One very important thing to note: Use curl for testing! Ping won’t work,
as the service IP does not answer to ping
.
When starting to debug, first check whether the service got an IP assigned:
kubectl get -n testsetup service
NAME TYPE CLUSTER-IP EXTERNAL-IP PORT(S) AGE
testsetup-service LoadBalancer 10.7.174.128 10.86.5.93 80:32206/TCP 14h
The important part here is the EXTERNAL_IP
.
Next, check whether there is a Kubernetes lease created by anyone , signaling
that the node is announcing the service:
kubectl get -n kube-system leases.coordination.k8s.io
NAME HOLDER AGE
cilium-l2announce-testsetup-testsetup-service sehith 13h
You can also use arping
to check whether there’s anyone announcing the IP:
arping 10.86.5.93
58 bytes from 00:16:3e:17:a4:31 (10.86.5.93): index=0 time=253.747 usec
Important to note: arping
will only work from within the same subnet, as ARP
is a layer 2 protocol. Ask me how much time I spend trying to figure out why
I didn’t get an answer on an arping
from a separate subnet. 😉
Performance
One last point I’ve got to bring up is the efficiency of Cilium’s L2 load balancer approach.
As noted, this bug made
Cilium announce every service in my cluster initially, type=LoadBalancer
or
not.
This produced quite a high load increase on one of my control plane nodes:
The CPU load on this 4 core control node was increased by about 2% during the time where Cilium had to announce the 5 services I had defined in my cluster. This is most likely all API server/etcd load, as Cilium uses Kubernetes' leases functionality. For every L2 announcement, all nodes continuously check whether the current lease holder is still holding the lease, so that another node can take over if the one which previously did the announcement for the service failed for some reason.

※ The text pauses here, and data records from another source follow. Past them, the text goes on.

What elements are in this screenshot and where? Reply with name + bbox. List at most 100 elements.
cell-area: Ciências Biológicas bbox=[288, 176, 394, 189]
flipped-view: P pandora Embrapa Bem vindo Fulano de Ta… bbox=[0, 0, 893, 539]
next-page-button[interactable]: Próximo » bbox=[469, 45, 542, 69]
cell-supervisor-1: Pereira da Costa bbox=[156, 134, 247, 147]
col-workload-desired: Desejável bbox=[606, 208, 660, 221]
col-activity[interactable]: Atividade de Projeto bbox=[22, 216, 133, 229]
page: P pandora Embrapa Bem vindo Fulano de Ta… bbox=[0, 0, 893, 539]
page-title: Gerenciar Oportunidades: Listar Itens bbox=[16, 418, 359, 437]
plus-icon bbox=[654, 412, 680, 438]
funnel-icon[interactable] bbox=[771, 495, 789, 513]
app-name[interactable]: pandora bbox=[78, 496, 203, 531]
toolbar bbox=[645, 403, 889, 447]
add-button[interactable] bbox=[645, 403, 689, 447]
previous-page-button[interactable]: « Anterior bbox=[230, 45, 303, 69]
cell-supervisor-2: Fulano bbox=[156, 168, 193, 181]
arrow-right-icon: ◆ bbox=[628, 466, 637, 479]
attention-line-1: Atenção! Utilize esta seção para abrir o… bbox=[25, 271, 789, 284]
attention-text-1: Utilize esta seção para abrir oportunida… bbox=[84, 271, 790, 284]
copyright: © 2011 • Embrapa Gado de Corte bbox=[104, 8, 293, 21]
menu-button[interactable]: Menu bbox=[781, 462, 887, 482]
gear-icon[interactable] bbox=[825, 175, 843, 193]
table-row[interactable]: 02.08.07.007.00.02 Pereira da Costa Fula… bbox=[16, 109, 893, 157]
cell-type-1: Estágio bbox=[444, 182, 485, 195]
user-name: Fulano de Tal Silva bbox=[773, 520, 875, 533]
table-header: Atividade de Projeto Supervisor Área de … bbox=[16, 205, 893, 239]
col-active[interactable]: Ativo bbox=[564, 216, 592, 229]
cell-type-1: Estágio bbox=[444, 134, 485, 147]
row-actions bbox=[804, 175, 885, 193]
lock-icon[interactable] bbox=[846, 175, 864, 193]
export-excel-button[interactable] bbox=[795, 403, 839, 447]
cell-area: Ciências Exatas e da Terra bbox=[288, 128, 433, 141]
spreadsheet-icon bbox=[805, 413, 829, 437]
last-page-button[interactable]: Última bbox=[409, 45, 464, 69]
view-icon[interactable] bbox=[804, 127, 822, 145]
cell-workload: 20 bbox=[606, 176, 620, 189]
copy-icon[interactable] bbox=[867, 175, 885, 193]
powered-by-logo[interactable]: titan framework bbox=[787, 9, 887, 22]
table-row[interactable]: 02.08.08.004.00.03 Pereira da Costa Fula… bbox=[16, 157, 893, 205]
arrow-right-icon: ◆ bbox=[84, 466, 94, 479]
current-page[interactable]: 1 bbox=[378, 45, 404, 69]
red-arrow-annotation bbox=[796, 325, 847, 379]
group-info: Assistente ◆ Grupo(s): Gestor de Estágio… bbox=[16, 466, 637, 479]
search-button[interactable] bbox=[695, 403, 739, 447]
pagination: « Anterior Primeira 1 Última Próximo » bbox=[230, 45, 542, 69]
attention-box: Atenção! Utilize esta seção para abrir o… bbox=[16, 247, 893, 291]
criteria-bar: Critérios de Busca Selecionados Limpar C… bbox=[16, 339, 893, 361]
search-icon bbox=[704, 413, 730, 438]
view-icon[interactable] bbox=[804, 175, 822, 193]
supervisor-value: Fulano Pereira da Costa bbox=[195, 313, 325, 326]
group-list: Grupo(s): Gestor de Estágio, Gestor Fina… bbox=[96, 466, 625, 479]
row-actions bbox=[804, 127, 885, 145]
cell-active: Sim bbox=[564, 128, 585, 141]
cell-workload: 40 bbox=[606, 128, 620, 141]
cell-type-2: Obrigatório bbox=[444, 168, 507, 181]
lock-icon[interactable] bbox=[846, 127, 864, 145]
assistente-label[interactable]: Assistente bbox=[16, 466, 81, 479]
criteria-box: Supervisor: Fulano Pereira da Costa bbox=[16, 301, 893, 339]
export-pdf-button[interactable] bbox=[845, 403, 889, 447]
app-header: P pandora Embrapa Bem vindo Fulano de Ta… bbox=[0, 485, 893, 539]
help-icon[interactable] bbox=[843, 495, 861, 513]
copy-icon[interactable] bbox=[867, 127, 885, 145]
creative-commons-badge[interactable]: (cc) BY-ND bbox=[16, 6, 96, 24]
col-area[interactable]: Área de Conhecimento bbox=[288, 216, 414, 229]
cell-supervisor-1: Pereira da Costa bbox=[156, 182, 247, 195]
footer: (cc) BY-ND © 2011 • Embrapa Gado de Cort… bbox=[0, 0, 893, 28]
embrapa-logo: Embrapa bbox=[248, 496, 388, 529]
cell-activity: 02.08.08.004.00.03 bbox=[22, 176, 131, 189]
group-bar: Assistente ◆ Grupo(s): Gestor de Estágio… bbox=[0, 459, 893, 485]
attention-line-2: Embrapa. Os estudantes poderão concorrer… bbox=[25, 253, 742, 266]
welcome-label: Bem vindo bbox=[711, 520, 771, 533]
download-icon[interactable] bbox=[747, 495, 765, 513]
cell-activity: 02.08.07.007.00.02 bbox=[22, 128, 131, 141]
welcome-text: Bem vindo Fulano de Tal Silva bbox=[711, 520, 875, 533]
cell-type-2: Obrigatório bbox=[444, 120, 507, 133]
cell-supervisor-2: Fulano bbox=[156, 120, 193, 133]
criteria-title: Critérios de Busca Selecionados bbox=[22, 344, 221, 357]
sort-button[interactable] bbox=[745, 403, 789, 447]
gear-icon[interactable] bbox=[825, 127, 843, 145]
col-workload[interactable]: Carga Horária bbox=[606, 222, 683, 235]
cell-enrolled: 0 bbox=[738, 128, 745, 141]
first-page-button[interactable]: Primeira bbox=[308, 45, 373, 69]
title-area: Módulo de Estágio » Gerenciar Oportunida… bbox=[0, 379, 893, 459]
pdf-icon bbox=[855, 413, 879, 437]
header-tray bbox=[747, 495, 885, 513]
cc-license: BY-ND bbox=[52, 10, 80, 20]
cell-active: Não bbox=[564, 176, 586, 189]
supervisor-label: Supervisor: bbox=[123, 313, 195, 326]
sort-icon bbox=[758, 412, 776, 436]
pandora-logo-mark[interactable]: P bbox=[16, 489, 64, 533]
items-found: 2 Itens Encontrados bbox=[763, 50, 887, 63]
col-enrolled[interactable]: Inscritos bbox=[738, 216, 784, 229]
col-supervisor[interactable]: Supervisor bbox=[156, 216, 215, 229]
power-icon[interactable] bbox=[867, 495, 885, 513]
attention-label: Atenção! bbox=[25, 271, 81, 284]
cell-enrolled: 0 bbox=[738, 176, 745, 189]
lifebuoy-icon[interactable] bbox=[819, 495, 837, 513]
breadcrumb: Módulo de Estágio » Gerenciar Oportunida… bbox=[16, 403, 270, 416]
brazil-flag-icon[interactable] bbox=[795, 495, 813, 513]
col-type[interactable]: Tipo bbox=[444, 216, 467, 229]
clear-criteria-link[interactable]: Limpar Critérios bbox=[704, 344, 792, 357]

This 2% load increase was from only five services with three nodes in the cluster. My cluster will very likely end up with 9 worker nodes in the end, and possibly more than 5 services. I really don’t like where that might lead.
I will have to keep my eye on this while I migrate more hosts and services over from Nomad. If it gets too bad, I will have to return to this topic and try out MetalLB, or potentially go ahead and have a look at BGP after all.